Connecting Brains and Computers: Theory, Practice and Applications
Full course description
The analysis of brain activation online (i.e., during ongoing data acquisition) allows for brain-computer interfacing. A brain-computer interface (BCI) connects a brain with a computer. It can ‘translate’ brain activation as measured with (almost) any functional-neuroimaging method (e.g., electroencephalography [EEG], functional magnetic resonance imaging [fMRI] and functional near-infrared spectroscopy [fNIRS]) into digital code (i.e., computer signals). These computer signals can be interpreted as different ‘commands’ for motor-independently controlling external devices (e.g., robotic hand or spelling system) that can aid severely paralyzed patients. Moreover, it allows for providing individuals with information about their ongoing brain processes (‘neurofeedback’). This not only creates fascinating research possibilities in fundamental neuroscience but also opens up the opportunity to develop brain-based therapies for the treatment of brain disorder and dysfunction.
This elective will introduce the students to the general technical/methodological requirements, problems/challenges and application possibilities of brain-computer interfacing. Besides attending lectures, in which course participants will be provided with basic relevant knowledge by local BCI researchers, students will study and present seminal papers of recent BCI work – implementing both electrical and hemodynamic brain signals. Further, students will discuss the pros and cons of different functional brain imaging methods employed for BCIs as well as ethical implications and future directions. The practical part of this Elective course will start with a demonstration of a BCI experiment. Finally, the students will analyze fNIRS data in simulated real-time themselves.
At the end of this course, students will have obtained fundamental knowledge of the methodology, limitations and the application potential and implications of brain-computer interfacing.

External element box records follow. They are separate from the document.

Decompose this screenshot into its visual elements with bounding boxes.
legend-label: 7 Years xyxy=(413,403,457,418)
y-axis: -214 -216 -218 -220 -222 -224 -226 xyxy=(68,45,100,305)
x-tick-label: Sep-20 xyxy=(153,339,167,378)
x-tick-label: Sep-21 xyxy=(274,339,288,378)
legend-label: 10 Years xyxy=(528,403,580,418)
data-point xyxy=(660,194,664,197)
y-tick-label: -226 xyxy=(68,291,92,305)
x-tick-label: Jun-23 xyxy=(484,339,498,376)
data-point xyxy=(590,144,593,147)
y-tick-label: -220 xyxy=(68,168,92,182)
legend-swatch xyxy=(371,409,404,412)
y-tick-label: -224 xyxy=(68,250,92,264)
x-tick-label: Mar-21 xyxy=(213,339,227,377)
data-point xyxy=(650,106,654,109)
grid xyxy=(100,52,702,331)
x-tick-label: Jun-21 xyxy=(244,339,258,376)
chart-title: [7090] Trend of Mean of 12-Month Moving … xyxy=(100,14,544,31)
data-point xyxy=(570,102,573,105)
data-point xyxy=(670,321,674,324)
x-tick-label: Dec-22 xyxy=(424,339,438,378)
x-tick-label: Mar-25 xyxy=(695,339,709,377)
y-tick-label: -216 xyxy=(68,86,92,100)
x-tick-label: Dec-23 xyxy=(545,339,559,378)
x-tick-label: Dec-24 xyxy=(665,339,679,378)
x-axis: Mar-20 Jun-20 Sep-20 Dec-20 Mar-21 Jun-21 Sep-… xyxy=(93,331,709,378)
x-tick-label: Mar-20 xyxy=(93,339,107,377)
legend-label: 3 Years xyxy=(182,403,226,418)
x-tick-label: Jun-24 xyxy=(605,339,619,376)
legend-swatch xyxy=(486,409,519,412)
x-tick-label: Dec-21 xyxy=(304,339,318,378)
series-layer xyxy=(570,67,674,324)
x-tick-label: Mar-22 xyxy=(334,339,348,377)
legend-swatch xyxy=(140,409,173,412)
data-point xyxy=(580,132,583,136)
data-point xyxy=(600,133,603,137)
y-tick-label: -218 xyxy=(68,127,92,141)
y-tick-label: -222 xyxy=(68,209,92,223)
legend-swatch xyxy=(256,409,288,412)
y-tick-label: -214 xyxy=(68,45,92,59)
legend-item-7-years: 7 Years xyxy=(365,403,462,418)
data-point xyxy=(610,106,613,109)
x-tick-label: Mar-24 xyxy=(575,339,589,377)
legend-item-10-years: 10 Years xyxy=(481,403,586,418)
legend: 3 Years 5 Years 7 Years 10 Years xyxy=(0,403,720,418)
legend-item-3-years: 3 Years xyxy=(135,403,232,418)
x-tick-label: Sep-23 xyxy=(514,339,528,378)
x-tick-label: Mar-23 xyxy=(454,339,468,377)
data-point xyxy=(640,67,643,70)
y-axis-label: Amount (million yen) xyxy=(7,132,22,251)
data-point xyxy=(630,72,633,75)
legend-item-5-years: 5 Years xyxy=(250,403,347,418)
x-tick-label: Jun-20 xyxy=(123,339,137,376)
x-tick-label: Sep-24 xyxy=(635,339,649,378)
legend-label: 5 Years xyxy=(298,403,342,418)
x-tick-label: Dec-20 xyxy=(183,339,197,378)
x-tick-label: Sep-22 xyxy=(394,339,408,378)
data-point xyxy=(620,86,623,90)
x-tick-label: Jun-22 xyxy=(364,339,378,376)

Finally, future BCI developments will be discussed.
Students are able to understand:
- the definition of brain-computer interfacing and related concepts;
- general principles of brain-computer interfacing;
- functional brain imaging methods for brain-computer interfacing;
- designing, setting-up and conducting BCI experiments;
- basics of online/real-time brain signal analysis;
- key studies in brain-computer interfacing;
- applications of BCIs for the treatment of brain disorder and dysfunction.
There are no specific prerequisites. A general interest in the topic and an affinity with of neuroscientific research methods is sufficient.